Las distintas interpretaciones sobre lo que pasó en el partido de vuelta de Octavos de final de Champions League entre el Barcelona y el PSG son la comprobación de que la objetividad, si es que existe, en los tiempos modernos del futbol, está, sin duda, sobrevalorada. He identificado sobre la mucha información que se ha difundido, tres interpretaciones del partido.

La primera resalta el logro deportivo del Barcelona – que sin duda lo es – y cataloga a Neymar como el héroe de la noche – que para mí, lo fue – . La segunda aborda la inexplicable actitud temerosa del PSG o simplemente, la falta de actitud. La tercera – una muy popular estos días – se ha encargado de responsabilizar a los errores arbitrales como el factor determinante para que el Barcelona ganara y el PSG perdiera.

Sin duda, las interpretaciones dependen de la relación que se tenga con los equipos. Este deporte acata la sustitución de la razón por los sentimientos y por eso mismo estoy convencido que todo alrededor de él, es subjetivo, a pesar de tantos intentos y pretensiones de periodistas por mostrar lo contrario, con la excepción de algunos franceses, precisamente de L’Equipe, quienes atinaron a calificar el partido en su portada como: “Incalificable”.

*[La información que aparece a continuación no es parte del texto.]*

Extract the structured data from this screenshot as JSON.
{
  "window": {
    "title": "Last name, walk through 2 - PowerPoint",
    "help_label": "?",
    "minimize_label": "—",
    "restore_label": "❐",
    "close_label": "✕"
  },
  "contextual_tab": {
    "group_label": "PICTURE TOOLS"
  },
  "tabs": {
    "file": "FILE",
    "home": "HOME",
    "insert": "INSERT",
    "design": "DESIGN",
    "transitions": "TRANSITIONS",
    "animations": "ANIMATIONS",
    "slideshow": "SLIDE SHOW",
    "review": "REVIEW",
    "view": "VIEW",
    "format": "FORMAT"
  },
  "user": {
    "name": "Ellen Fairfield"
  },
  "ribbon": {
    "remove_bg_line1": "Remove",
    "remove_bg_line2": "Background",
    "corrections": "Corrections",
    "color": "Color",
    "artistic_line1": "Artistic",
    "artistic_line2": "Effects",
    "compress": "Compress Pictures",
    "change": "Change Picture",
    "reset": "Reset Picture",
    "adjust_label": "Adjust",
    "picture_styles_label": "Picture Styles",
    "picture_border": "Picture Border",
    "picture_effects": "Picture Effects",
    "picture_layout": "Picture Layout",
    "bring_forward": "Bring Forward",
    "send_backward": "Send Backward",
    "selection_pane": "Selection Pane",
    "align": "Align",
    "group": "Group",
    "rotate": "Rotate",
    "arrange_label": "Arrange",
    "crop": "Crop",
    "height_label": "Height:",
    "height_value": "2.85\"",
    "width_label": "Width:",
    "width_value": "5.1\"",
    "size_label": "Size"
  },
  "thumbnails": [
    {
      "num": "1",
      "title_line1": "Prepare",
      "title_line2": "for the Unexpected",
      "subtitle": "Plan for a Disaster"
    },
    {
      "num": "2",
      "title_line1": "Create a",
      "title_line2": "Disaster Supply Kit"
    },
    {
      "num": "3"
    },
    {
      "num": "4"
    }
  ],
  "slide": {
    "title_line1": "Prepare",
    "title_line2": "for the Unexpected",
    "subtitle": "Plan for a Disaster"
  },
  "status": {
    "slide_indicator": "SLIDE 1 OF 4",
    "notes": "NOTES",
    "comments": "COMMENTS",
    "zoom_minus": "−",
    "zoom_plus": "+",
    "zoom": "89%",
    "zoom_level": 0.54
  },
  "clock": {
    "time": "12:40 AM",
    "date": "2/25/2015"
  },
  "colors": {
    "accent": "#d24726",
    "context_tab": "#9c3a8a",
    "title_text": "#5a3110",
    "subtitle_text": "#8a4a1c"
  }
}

Nuestro instinto de espectadores está dañado por el intento de tratar de encontrarle a todo una razón de ser, como si el futbol se pudiera analizar como una ciencia exacta. Antes de que se anotara el sexto gol del Barcelona, le insistía a alguien con quien me mensajeaba que Luis Enrique debió de haber metido al campo a Jordi Alba para abrir la cancha, no a Sergi Roberto a volantear como un interior por izquierda. Al final de cuentas, el equipo catalán ganó con un gol de Sergi Roberto, en el que nada influyó su posición en el campo. Mis palabras quedaron en el olvido, sin embargo, si no hubieran logrado la hazaña, probablemente hubiera tenido el mal gusto de señalar lo mismo en varias conversaciones.

Muchos han aseverado que ese partido es el ejemplo perfecto para explicar por qué amamos el futbol. Yo no comparto esa opinión. Cada semana vemos una cantidad inmensa de partidos que no nos brindan lo que vimos el Miércoles, y ahí estamos, otra vez. Los 90 minutos de un partido son efímeros y todos duran lo mismo, la diferencia entre cada uno es el alcance que tengan en la posteridad, y el del Barça frente al PSG luce infinito. De lo único que estoy seguro es que de futbol no entiendo nada y para mí, ese sí es el ejemplo perfecto para explicar por qué amo a este deporte.